The second is through brand solicitation, in which brands work with the Collective team to craft their own research reports based on a specific problem they are having. And the third is using the research as a source of first-party data to learn more about Complex’s audience segments. Braxton declined to share the pricing for the different models.

Banana Republic, for example, commissioned the Collective to inform how it could get younger men to shop inside its retail locations, according to Nick Susi, Complex Collective’s head of strategy. The Collective received hundreds of responses from people in this demographic set within the Collective in just a couple of days, he said.

The Collective’s demographics are similar to that of the company’s overall readership. Overall, Complex Networks claims it targets a primary age group between 18 and 34, with 40% of its readers falling in the age range of 25-34 and 18% between 18-24. Of that, there is a 75:25 ratio of men to women and within the Collective, specifically, its members identify themselves as 30% Black, 26% white, 16% Latinx and 11% Asian, according to Braxton. The average response rate on all of the reports is about 70%, he added.

All of the Collective members apply and are grouped into different demographics with topical interests. If they fit the demographic that the research survey is looking to hit, then they are asked to participate in an online survey.

During the coronavirus pandemic that left many publishers’ advertising businesses uncertain at best, some turned to their audience panels to get more insights and data on what consumers were actually looking for to give advertisers more reassurance in their media buys.

“This year in particular enhanced the rationale for audience based-buying for the industry at large as the marketplace adapted towards the transformed media behaviors at an accelerated pace,” said Sargi Mann, evp of digital strategy and investment at Havas Media.
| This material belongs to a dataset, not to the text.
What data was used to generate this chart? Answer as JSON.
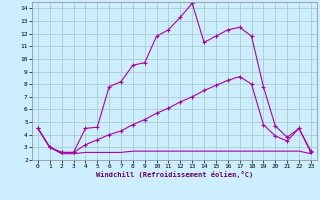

The audience research surveys that Leaf Group sends out to its readers increased in cadence over the last few months with a goal of sharing insights from up to 20,000 respondents weekly with marketers that would eventually lead to new business. The Washington Post, which has the The Washington Post Advisory Panel made up of about 10,000 members, turned its insights from its panel into free virtual master classes for its advertisers this year.
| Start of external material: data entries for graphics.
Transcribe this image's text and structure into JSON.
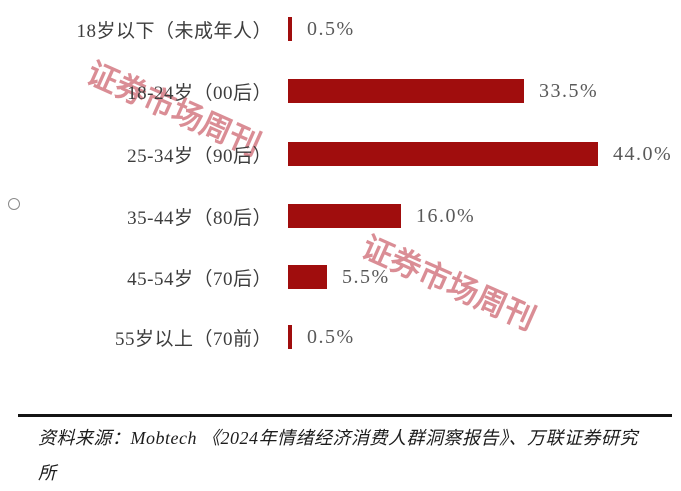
{
  "watermark": {
    "text": "证券市场周刊",
    "color": "#CD6771"
  },
  "chart_data": {
    "type": "bar",
    "orientation": "horizontal",
    "title": "",
    "xlabel": "",
    "ylabel": "",
    "categories": [
      "18岁以下（未成年人）",
      "18-24岁（00后）",
      "25-34岁（90后）",
      "35-44岁（80后）",
      "45-54岁（70后）",
      "55岁以上（70前）"
    ],
    "values": [
      0.5,
      33.5,
      44.0,
      16.0,
      5.5,
      0.5
    ],
    "value_labels": [
      "0.5%",
      "33.5%",
      "44.0%",
      "16.0%",
      "5.5%",
      "0.5%"
    ],
    "xlim": [
      0,
      47
    ],
    "grid": false,
    "legend": false,
    "bar_color": "#A00D0D",
    "category_label_color": "#3d3d3d",
    "value_label_color": "#595959"
  },
  "footer": {
    "source": "资料来源：Mobtech 《2024年情绪经济消费人群洞察报告》、万联证券研究所"
  }
}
The number of participants in media companies’ audience research groups varies. Comparatively, Bustle Digital Group’s BDG Reader Panel (formerly known as the BDG Hive) has a collection of 5,500 audience participants, according to a company spokesperson. Meanwhile, Condé Nast has more than 70,000 readers spanning 12 different countries that have opted in to share feedback and thoughts on an ongoing basis, according to the company.

Audience-based media buying has been on the minds of marketers for a while, however, and Mann added that publishers will need to ensure that in the coming years they are “raising the bar on their audience data insights and utilization” for marketers as well.

That said, the advantage publishers have compared to research agencies like Kantar and Nielsen is that they can get deeper, topical research from their audience panels that can be complimentary to the larger data sets these agencies put out, Mann said.

“Those datasets give a view into media consumption behaviors for audiences and the custom research from publishers can connect the why and how for those media habits,” she said.